At first all he could see was a squirming, pinkish mass. Then his throat closed as he realised what he was looking at—thousands upon thousands of long, pale worms with scarlet heads, thrashing and writhing in a bath of red slime.
And the worms sensed him. They began rearing, trying to reach him, their wicked scarlet heads straining upward, their tails lashing.
With a choking cry Lief jerked backwards, crashing into Barda and Jasmine, who were directly behind him.
He did not need to ask them if they had seen. Their appalled faces told him that they had.
‘We have to get out of this place,’ Barda hissed. He pointed at the double doors to their right. ‘That way! By my reckoning, the rubbish mounds are on that side. There may be another door…’
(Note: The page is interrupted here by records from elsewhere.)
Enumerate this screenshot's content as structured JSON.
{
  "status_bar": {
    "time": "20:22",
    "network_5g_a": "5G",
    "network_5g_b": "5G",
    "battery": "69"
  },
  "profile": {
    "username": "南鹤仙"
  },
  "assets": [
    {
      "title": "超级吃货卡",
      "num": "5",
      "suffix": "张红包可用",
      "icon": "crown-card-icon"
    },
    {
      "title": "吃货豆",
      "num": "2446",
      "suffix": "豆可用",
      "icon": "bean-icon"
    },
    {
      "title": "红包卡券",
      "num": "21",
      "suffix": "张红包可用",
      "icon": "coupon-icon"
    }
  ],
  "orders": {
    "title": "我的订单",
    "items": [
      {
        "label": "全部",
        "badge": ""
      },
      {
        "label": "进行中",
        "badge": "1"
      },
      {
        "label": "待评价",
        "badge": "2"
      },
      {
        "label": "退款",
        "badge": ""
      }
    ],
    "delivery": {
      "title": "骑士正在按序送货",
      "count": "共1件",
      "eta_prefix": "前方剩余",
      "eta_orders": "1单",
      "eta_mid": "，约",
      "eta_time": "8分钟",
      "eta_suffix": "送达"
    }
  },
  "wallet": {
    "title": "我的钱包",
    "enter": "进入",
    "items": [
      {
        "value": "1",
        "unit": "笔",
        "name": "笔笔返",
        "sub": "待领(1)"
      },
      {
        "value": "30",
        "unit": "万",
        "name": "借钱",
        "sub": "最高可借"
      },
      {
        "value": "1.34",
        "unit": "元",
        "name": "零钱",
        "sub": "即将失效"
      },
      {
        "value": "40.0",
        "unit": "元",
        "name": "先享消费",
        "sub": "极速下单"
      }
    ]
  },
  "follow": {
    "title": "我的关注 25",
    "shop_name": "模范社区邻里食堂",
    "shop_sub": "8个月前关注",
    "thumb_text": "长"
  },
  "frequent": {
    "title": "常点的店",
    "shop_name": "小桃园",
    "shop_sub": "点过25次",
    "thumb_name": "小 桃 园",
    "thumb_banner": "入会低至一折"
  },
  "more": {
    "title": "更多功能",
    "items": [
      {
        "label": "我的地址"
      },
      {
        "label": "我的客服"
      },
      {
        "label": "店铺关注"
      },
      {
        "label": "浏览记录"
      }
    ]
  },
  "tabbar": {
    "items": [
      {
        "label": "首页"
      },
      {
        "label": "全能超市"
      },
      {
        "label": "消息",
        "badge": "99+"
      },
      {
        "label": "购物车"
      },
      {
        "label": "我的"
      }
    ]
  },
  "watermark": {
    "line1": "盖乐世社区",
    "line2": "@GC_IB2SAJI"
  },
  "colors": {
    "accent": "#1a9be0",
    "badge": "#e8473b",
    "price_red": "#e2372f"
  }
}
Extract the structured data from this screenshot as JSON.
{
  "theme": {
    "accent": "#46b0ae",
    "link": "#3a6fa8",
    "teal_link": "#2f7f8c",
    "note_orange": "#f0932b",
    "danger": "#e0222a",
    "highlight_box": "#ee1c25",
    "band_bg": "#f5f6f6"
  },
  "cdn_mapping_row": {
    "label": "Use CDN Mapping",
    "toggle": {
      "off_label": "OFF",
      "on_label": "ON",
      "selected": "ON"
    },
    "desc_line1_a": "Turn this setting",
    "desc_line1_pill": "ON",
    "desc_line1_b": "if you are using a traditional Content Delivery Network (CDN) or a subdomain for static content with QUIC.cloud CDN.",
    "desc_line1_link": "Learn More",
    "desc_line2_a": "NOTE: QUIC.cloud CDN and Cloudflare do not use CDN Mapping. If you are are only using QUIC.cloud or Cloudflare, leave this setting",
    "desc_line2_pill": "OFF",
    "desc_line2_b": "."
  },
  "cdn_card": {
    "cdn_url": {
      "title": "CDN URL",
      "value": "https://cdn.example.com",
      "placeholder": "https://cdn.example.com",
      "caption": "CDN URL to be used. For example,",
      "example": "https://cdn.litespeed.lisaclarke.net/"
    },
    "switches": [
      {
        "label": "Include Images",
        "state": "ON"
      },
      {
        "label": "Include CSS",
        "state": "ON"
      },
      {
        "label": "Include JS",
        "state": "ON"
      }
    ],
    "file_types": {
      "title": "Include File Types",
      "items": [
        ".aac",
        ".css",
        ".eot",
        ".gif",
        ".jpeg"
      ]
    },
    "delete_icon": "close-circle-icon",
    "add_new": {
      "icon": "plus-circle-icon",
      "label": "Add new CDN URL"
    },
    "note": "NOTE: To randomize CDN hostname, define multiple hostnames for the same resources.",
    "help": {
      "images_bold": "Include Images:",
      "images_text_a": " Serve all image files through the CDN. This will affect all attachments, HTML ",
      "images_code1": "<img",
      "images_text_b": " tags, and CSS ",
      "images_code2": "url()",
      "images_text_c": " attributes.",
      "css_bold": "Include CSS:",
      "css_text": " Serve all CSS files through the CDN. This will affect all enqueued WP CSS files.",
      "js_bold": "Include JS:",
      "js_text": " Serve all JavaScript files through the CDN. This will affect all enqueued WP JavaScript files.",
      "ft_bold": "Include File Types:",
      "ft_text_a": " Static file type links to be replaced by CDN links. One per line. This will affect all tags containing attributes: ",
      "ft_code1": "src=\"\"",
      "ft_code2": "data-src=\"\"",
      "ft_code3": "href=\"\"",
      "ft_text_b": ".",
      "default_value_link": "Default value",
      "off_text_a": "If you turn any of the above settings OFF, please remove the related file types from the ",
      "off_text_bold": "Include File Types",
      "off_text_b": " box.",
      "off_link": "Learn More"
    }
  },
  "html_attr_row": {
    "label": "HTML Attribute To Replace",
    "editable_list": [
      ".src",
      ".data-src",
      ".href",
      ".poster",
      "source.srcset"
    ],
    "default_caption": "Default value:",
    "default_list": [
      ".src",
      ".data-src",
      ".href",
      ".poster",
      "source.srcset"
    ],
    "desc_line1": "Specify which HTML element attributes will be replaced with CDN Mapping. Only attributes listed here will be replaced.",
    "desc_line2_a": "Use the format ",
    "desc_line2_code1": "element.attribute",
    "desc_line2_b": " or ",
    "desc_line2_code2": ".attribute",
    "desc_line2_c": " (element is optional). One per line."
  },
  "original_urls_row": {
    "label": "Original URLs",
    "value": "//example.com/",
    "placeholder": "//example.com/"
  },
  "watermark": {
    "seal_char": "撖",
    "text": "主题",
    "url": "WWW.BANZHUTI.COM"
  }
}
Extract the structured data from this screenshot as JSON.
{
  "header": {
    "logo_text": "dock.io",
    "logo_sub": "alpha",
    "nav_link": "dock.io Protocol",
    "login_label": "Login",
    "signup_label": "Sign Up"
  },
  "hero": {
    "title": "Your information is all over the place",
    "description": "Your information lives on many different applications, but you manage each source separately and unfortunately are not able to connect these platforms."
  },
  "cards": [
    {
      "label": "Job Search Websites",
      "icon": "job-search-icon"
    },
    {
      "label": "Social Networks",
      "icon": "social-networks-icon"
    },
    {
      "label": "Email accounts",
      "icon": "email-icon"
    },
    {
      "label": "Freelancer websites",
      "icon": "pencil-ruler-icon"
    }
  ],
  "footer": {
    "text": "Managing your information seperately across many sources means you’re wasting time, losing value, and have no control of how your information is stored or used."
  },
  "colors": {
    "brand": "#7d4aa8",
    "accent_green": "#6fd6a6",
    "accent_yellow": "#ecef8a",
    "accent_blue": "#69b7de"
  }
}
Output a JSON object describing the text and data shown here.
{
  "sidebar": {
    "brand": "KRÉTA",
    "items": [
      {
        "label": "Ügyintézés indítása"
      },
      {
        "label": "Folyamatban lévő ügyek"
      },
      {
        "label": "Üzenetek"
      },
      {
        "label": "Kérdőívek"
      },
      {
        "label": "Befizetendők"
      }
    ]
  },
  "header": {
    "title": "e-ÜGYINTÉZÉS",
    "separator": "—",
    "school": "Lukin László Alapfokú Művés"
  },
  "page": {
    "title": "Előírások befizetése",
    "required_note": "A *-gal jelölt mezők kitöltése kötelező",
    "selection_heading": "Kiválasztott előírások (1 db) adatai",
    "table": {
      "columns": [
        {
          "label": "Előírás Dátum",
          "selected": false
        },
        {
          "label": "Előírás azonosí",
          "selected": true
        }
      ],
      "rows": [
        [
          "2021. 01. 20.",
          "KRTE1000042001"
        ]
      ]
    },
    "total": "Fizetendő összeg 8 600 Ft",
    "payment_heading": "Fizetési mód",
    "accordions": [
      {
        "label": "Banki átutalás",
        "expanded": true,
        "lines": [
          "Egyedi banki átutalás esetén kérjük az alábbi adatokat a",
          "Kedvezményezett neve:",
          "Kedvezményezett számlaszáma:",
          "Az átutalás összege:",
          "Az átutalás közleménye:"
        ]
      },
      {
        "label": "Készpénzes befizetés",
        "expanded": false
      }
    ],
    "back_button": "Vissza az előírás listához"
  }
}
‘No!’ Jasmine was shaking her head, pointing to the doors ahead. Barda glared at her, and her pale face flushed scarlet. ‘We must go on!’ she cried desperately. ‘There must be prisoners here.’
Lief looked from one to the other—and at Emlis, cringing behind them.
Jasmine wanted to come here, all along…
The thought drifted into his mind, stuck there. He knew it was true.
‘Jasmine, who—?’ he began bluntly. He had just enough time to register Jasmine’s startled, guilty expression when a noise from the workroom made him break off.
It was the sound of voices and ringing footsteps. Tira and her companion had finished their inspection far sooner than he had expected.
‘… it cannot be helped!’ Tira was exclaiming. ‘You heard the message. We are needed at once! The Conversion Project is about to be put into action.’
The companions glanced around frantically. There was nowhere to hide. Barda grabbed Lief’s arm and made for the right-hand doors, with Emlis shuffling after him. After just a moment’s hesitation, Jasmine followed.
They swung into chill darkness. The doors had no sooner closed behind them than they heard someone entering the room they had just left.
‘Ah, my beauties!’ Tira’s voice cooed. ‘Your time has come! I have just had word of it.’
There was a creaking sound, then a slam and four clicks, as the lid of the box was swung closed, and locked into place.
‘What is happening?’ Jasmine whispered in panic. ‘What are they going to do with those… things ?’
‘Ssss!’
The hiss was startling in the dark silence. Lief, Barda, Jasmine and Emlis jumped violently and spun around.
Behind them, its roof covered by a tangle of heavy cloth, was an iron cage on wheels. Inside the cage, something moved.